Be long – Sei von Dauer

Mir ist klar, dass Geben einfacher ist als Nehmen. Für mich ist Geben ein Angebot, das mein Gegenüber annehmen kann oder nicht. Auch wenn es mich verletzt, wenn mein Angebot nicht angenommen wird, muss ich die Entscheidung akzeptieren. Schwieriger ist es jedoch für die Person, die annehmen muss, da sie weiß, dass sie mich bei einer Ablehnung verletzt und zudem in Zugzwang gebracht wird, früher oder später eine Entscheidung zu treffen. Und selbst wenn ein Angebot angenommen wird, so lässt man sich schnell durch eine Gabe in die Bedrängnis verleiten, auch etwas zurückgeben zu müssen. Natürlich würde ich so etwas nie fordern. Und doch wäre eine einseitige Beziehung ungesund – so würde ich mich auf Dauer ausgenutzt fühlen. Alain Caillé und Marcel Mauss sehen aber gerade im Gabentausch das wichtigste Element für die Bildung und Aufrechterhaltung von sozialen Gesellschaften und Gemeinschaften.
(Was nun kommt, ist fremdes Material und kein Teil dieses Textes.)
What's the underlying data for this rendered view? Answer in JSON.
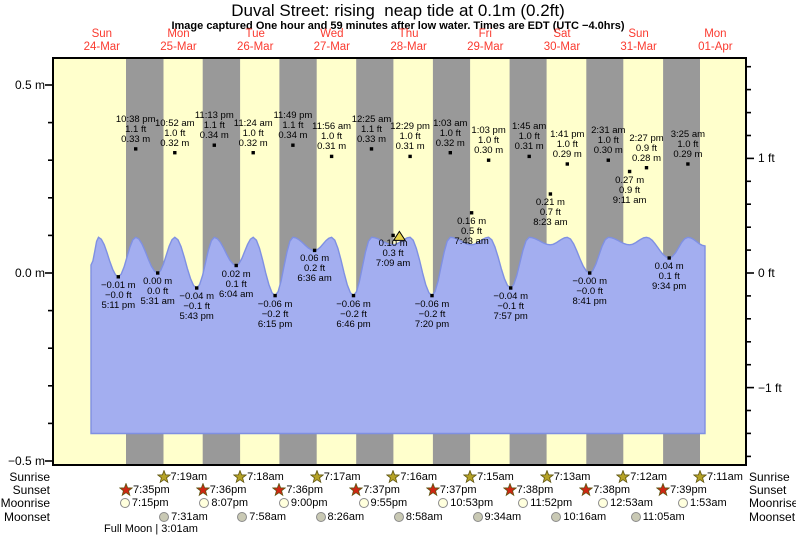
{
  "header": {
    "title": "Duval Street: rising  neap tide at 0.1m (0.2ft)",
    "subtitle": "Image captured One hour and 59 minutes after low water. Times are EDT (UTC −4.0hrs)"
  },
  "colors": {
    "day_band": "#ffffcc",
    "night_band": "#999999",
    "water_fill": "#a3aef0",
    "water_edge": "#7f90e2",
    "day_label": "#fa3b30",
    "marker_fill": "#e8d44a",
    "sunrise_star": "#b5a226",
    "sunset_star": "#cf2613",
    "moonrise_fill": "#ffffdd",
    "moonset_fill": "#c9c9b4",
    "text": "#000000"
  },
  "chart_data": {
    "type": "area",
    "title": "Duval Street: rising  neap tide at 0.1m (0.2ft)",
    "x_axis": {
      "days": [
        {
          "name": "Sun",
          "date": "24-Mar"
        },
        {
          "name": "Mon",
          "date": "25-Mar"
        },
        {
          "name": "Tue",
          "date": "26-Mar"
        },
        {
          "name": "Wed",
          "date": "27-Mar"
        },
        {
          "name": "Thu",
          "date": "28-Mar"
        },
        {
          "name": "Fri",
          "date": "29-Mar"
        },
        {
          "name": "Sat",
          "date": "30-Mar"
        },
        {
          "name": "Sun",
          "date": "31-Mar"
        },
        {
          "name": "Mon",
          "date": "01-Apr"
        }
      ]
    },
    "y_axis_left": {
      "labels": [
        "0.5 m",
        "0.0 m",
        "−0.5 m"
      ],
      "values_m": [
        0.5,
        0.0,
        -0.5
      ]
    },
    "y_axis_right": {
      "labels": [
        "1 ft",
        "0 ft",
        "−1 ft"
      ],
      "values_ft": [
        1,
        0,
        -1
      ]
    },
    "tide_events": [
      {
        "type": "high",
        "day": 0,
        "time": "10:38 pm",
        "ft": "1.1 ft",
        "m": "0.33 m",
        "value_m": 0.33
      },
      {
        "type": "high",
        "day": 1,
        "time": "10:52 am",
        "ft": "1.0 ft",
        "m": "0.32 m",
        "value_m": 0.32
      },
      {
        "type": "high",
        "day": 1,
        "time": "11:13 pm",
        "ft": "1.1 ft",
        "m": "0.34 m",
        "value_m": 0.34
      },
      {
        "type": "high",
        "day": 2,
        "time": "11:24 am",
        "ft": "1.0 ft",
        "m": "0.32 m",
        "value_m": 0.32
      },
      {
        "type": "high",
        "day": 2,
        "time": "11:49 pm",
        "ft": "1.1 ft",
        "m": "0.34 m",
        "value_m": 0.34
      },
      {
        "type": "high",
        "day": 3,
        "time": "11:56 am",
        "ft": "1.0 ft",
        "m": "0.31 m",
        "value_m": 0.31
      },
      {
        "type": "high",
        "day": 4,
        "time": "12:25 am",
        "ft": "1.1 ft",
        "m": "0.33 m",
        "value_m": 0.33
      },
      {
        "type": "high",
        "day": 4,
        "time": "12:29 pm",
        "ft": "1.0 ft",
        "m": "0.31 m",
        "value_m": 0.31
      },
      {
        "type": "high",
        "day": 5,
        "time": "1:03 am",
        "ft": "1.0 ft",
        "m": "0.32 m",
        "value_m": 0.32
      },
      {
        "type": "high",
        "day": 5,
        "time": "1:03 pm",
        "ft": "1.0 ft",
        "m": "0.30 m",
        "value_m": 0.3
      },
      {
        "type": "high",
        "day": 6,
        "time": "1:45 am",
        "ft": "1.0 ft",
        "m": "0.31 m",
        "value_m": 0.31
      },
      {
        "type": "high",
        "day": 6,
        "time": "1:41 pm",
        "ft": "1.0 ft",
        "m": "0.29 m",
        "value_m": 0.29
      },
      {
        "type": "high",
        "day": 7,
        "time": "2:31 am",
        "ft": "1.0 ft",
        "m": "0.30 m",
        "value_m": 0.3
      },
      {
        "type": "high",
        "day": 7,
        "time": "2:27 pm",
        "ft": "0.9 ft",
        "m": "0.28 m",
        "value_m": 0.28
      },
      {
        "type": "high",
        "day": 8,
        "time": "3:25 am",
        "ft": "1.0 ft",
        "m": "0.29 m",
        "value_m": 0.29
      },
      {
        "type": "low",
        "day": 0,
        "time": "5:11 pm",
        "ft": "−0.0 ft",
        "m": "−0.01 m",
        "value_m": -0.01
      },
      {
        "type": "low",
        "day": 1,
        "time": "5:31 am",
        "ft": "0.0 ft",
        "m": "0.00 m",
        "value_m": 0.0
      },
      {
        "type": "low",
        "day": 1,
        "time": "5:43 pm",
        "ft": "−0.1 ft",
        "m": "−0.04 m",
        "value_m": -0.04
      },
      {
        "type": "low",
        "day": 2,
        "time": "6:04 am",
        "ft": "0.1 ft",
        "m": "0.02 m",
        "value_m": 0.02
      },
      {
        "type": "low",
        "day": 2,
        "time": "6:15 pm",
        "ft": "−0.2 ft",
        "m": "−0.06 m",
        "value_m": -0.06
      },
      {
        "type": "low",
        "day": 3,
        "time": "6:36 am",
        "ft": "0.2 ft",
        "m": "0.06 m",
        "value_m": 0.06
      },
      {
        "type": "low",
        "day": 3,
        "time": "6:46 pm",
        "ft": "−0.2 ft",
        "m": "−0.06 m",
        "value_m": -0.06
      },
      {
        "type": "low",
        "day": 4,
        "time": "7:09 am",
        "ft": "0.3 ft",
        "m": "0.10 m",
        "value_m": 0.1
      },
      {
        "type": "low",
        "day": 4,
        "time": "7:20 pm",
        "ft": "−0.2 ft",
        "m": "−0.06 m",
        "value_m": -0.06
      },
      {
        "type": "low",
        "day": 5,
        "time": "7:43 am",
        "ft": "0.5 ft",
        "m": "0.16 m",
        "value_m": 0.16
      },
      {
        "type": "low",
        "day": 5,
        "time": "7:57 pm",
        "ft": "−0.1 ft",
        "m": "−0.04 m",
        "value_m": -0.04
      },
      {
        "type": "low",
        "day": 6,
        "time": "8:23 am",
        "ft": "0.7 ft",
        "m": "0.21 m",
        "value_m": 0.21
      },
      {
        "type": "low",
        "day": 6,
        "time": "8:41 pm",
        "ft": "−0.0 ft",
        "m": "−0.00 m",
        "value_m": 0.0
      },
      {
        "type": "low",
        "day": 7,
        "time": "9:11 am",
        "ft": "0.9 ft",
        "m": "0.27 m",
        "value_m": 0.27
      },
      {
        "type": "low",
        "day": 7,
        "time": "9:34 pm",
        "ft": "0.1 ft",
        "m": "0.04 m",
        "value_m": 0.04
      }
    ],
    "current_marker": {
      "day": 4,
      "time": "9:08 am",
      "value_m": 0.1,
      "shape": "triangle-up"
    },
    "sun_moon": {
      "sunrise": {
        "icon": "sunrise-star-icon",
        "times": [
          {
            "day": 1,
            "time": "7:19am"
          },
          {
            "day": 2,
            "time": "7:18am"
          },
          {
            "day": 3,
            "time": "7:17am"
          },
          {
            "day": 4,
            "time": "7:16am"
          },
          {
            "day": 5,
            "time": "7:15am"
          },
          {
            "day": 6,
            "time": "7:13am"
          },
          {
            "day": 7,
            "time": "7:12am"
          },
          {
            "day": 8,
            "time": "7:11am"
          }
        ]
      },
      "sunset": {
        "icon": "sunset-star-icon",
        "times": [
          {
            "day": 0,
            "time": "7:35pm"
          },
          {
            "day": 1,
            "time": "7:36pm"
          },
          {
            "day": 2,
            "time": "7:36pm"
          },
          {
            "day": 3,
            "time": "7:37pm"
          },
          {
            "day": 4,
            "time": "7:37pm"
          },
          {
            "day": 5,
            "time": "7:38pm"
          },
          {
            "day": 6,
            "time": "7:38pm"
          },
          {
            "day": 7,
            "time": "7:39pm"
          }
        ]
      },
      "moonrise": {
        "icon": "moonrise-circle-icon",
        "times": [
          {
            "day": 0,
            "time": "7:15pm"
          },
          {
            "day": 1,
            "time": "8:07pm"
          },
          {
            "day": 2,
            "time": "9:00pm"
          },
          {
            "day": 3,
            "time": "9:55pm"
          },
          {
            "day": 4,
            "time": "10:53pm"
          },
          {
            "day": 5,
            "time": "11:52pm"
          },
          {
            "day": 7,
            "time": "12:53am"
          },
          {
            "day": 8,
            "time": "1:53am"
          }
        ]
      },
      "moonset": {
        "icon": "moonset-circle-icon",
        "times": [
          {
            "day": 1,
            "time": "7:31am"
          },
          {
            "day": 2,
            "time": "7:58am"
          },
          {
            "day": 3,
            "time": "8:26am"
          },
          {
            "day": 4,
            "time": "8:58am"
          },
          {
            "day": 5,
            "time": "9:34am"
          },
          {
            "day": 6,
            "time": "10:16am"
          },
          {
            "day": 7,
            "time": "11:05am"
          }
        ]
      }
    },
    "full_moon": "Full Moon | 3:01am"
  },
  "footer": {
    "row_labels": [
      "Sunrise",
      "Sunset",
      "Moonrise",
      "Moonset"
    ]
  }
}
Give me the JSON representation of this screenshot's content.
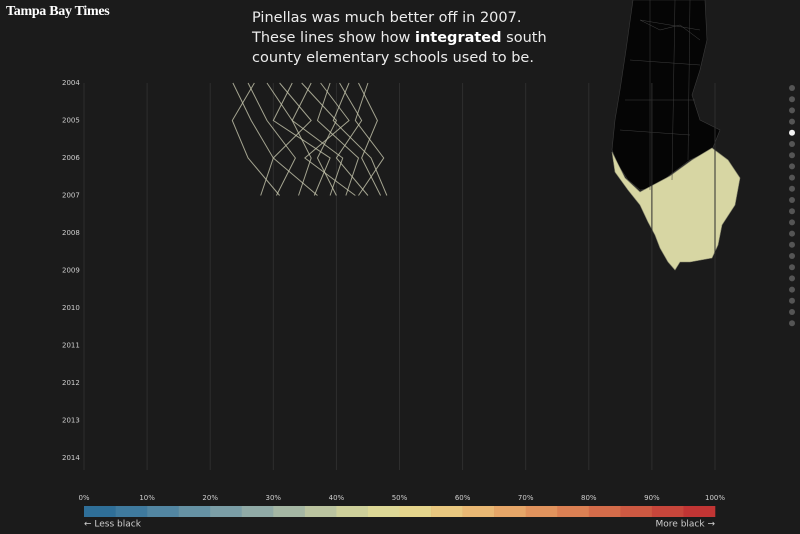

Mir ist auch klar, dass nichts von Dauer ist. Ich glaube jedoch auch daran, dass alle Menschen zumindest die Intention haben, füreinander da sein und eine Gemeinschaft bilden zu wollen. Eine Gemeinschaft oder Beziehungen, die sich aber innerhalb kürzester Zeit wieder auflösen ​könnten, würde aller Voraussicht nach nicht schnell genug ein Zugehörigkeitsgefühl aufbauen können. Natürlich könnte ich mich auch hier eine Weile zuhause fühlen, aber wie soll mir dieses Zuhause Sicherheit geben, wenn morgen alle weg sein könnten? Und will ich meine Kinder in eine Umgebung werfen, die so unsicher ist?

Je mehr Energie, Zeit und Geld (Intention!) man in Beziehungen steckt, desto mehr fängt man an, die Anderen als die wahrzunehmen und anzunehmen, die sie sind – und fühlt sich wiederum selbst angenommen und verstanden (Zugehörigkeit!). Ich habe keine Angst davor, mit jemandem zusammenzuziehen und Kinder zu bekommen: Es mag mich binden – aber diese Bindung bin ich mit meinem vollen Bewusstsein eingegangen und auch mit dem Hinblick, eine Heimat aufzubauen.